Quelques contradictions internes au texte s'avèrent difficiles à expliquer.

Quelques contradictions internes au texte s’avèrent difficiles à expliquer.

Nous avions établi dans notre billet Peut-on trouver tout et son contraire dans L’art de la guerre ? un recensement de couples de maximes de Sun Tzu en apparente contradiction. En les étudiant plus avant, nous constatons que la plupart de ces incohérences ne sont qu’artificielles, avec pour origine une sortie de leur contexte des propos de Sun Tzu.
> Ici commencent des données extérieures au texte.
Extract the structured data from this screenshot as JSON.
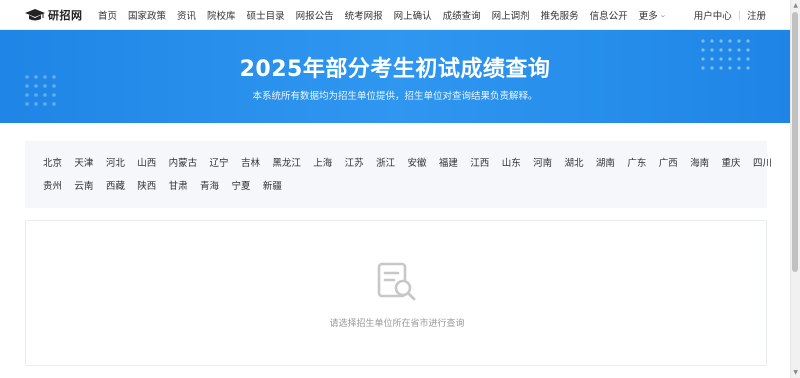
{
  "header": {
    "logo_text": "研招网",
    "nav": [
      "首页",
      "国家政策",
      "资讯",
      "院校库",
      "硕士目录",
      "网报公告",
      "统考网报",
      "网上确认",
      "成绩查询",
      "网上调剂",
      "推免服务",
      "信息公开",
      "更多"
    ],
    "user_center": "用户中心",
    "register": "注册",
    "separator": "|"
  },
  "banner": {
    "title": "2025年部分考生初试成绩查询",
    "subtitle": "本系统所有数据均为招生单位提供，招生单位对查询结果负责解释。"
  },
  "provinces": {
    "row1": [
      "北京",
      "天津",
      "河北",
      "山西",
      "内蒙古",
      "辽宁",
      "吉林",
      "黑龙江",
      "上海",
      "江苏",
      "浙江",
      "安徽",
      "福建",
      "江西",
      "山东",
      "河南",
      "湖北",
      "湖南",
      "广东",
      "广西",
      "海南",
      "重庆",
      "四川"
    ],
    "row2": [
      "贵州",
      "云南",
      "西藏",
      "陕西",
      "甘肃",
      "青海",
      "宁夏",
      "新疆"
    ]
  },
  "result": {
    "empty_text": "请选择招生单位所在省市进行查询",
    "icon": "document-search-icon"
  },
  "colors": {
    "banner_blue": "#2b8ff0",
    "panel_bg": "#f5f7fa"
  }
}
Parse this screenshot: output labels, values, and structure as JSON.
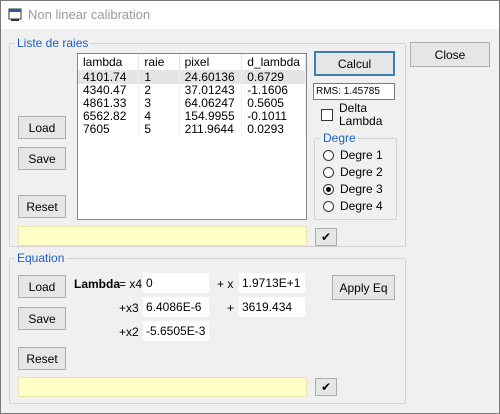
{
  "window": {
    "title": "Non linear calibration"
  },
  "liste": {
    "legend": "Liste de raies",
    "columns": [
      "lambda",
      "raie",
      "pixel",
      "d_lambda"
    ],
    "rows": [
      [
        "4101.74",
        "1",
        "24.60136",
        "0.6729"
      ],
      [
        "4340.47",
        "2",
        "37.01243",
        "-1.1606"
      ],
      [
        "4861.33",
        "3",
        "64.06247",
        "0.5605"
      ],
      [
        "6562.82",
        "4",
        "154.9955",
        "-0.1011"
      ],
      [
        "7605",
        "5",
        "211.9644",
        "0.0293"
      ]
    ],
    "load_label": "Load",
    "save_label": "Save",
    "reset_label": "Reset",
    "calcul_label": "Calcul",
    "rms_text": "RMS:  1.45785",
    "delta_lambda_label": "Delta\nLambda",
    "degre_legend": "Degre",
    "degre_options": [
      "Degre 1",
      "Degre 2",
      "Degre 3",
      "Degre 4"
    ],
    "degre_selected": 2,
    "check_label": "✔"
  },
  "close_label": "Close",
  "equation": {
    "legend": "Equation",
    "load_label": "Load",
    "save_label": "Save",
    "reset_label": "Reset",
    "lambda_label": "Lambda",
    "x4_label": "= x4",
    "x4_value": "0",
    "x_label": "+ x",
    "x_value": "1.9713E+1",
    "x3_label": "+x3",
    "x3_value": "6.4086E-6",
    "plus_label": "+",
    "const_value": "3619.434",
    "x2_label": "+x2",
    "x2_value": "-5.6505E-3",
    "apply_label": "Apply Eq",
    "check_label": "✔"
  },
  "colors": {
    "accent": "#1f5fbf",
    "selected_row": "#e5e5e5",
    "yellow_field": "#ffffc6"
  }
}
Par exemple, sur la question de savoir si l’on peut ou non recourir à la guerre à seule fin de s’enrichir, Sun Tzu semble à la fois confirmer sa position que « la guerre a le profit pour ressort » (chapitre 7) :

« Il n’est rien de plus funeste que de remporter des victoires et de conquérir des provinces dont on ne sait pas exploiter les fruits, c’est un gaspillage inutile de forces.» (chapitre 12)

… mais, quelques phrases plus loin, il livre une injonction a priori contradictoire :

« On ne combat pas lorsqu’on n’est pas menacé. » (chapitre 12)

Nous avions montré que c’était l’extraction de la seconde maxime de son contexte qui créait cette contradiction, en dévoyant la véritable finalité de cette maxime de Sun Tzu.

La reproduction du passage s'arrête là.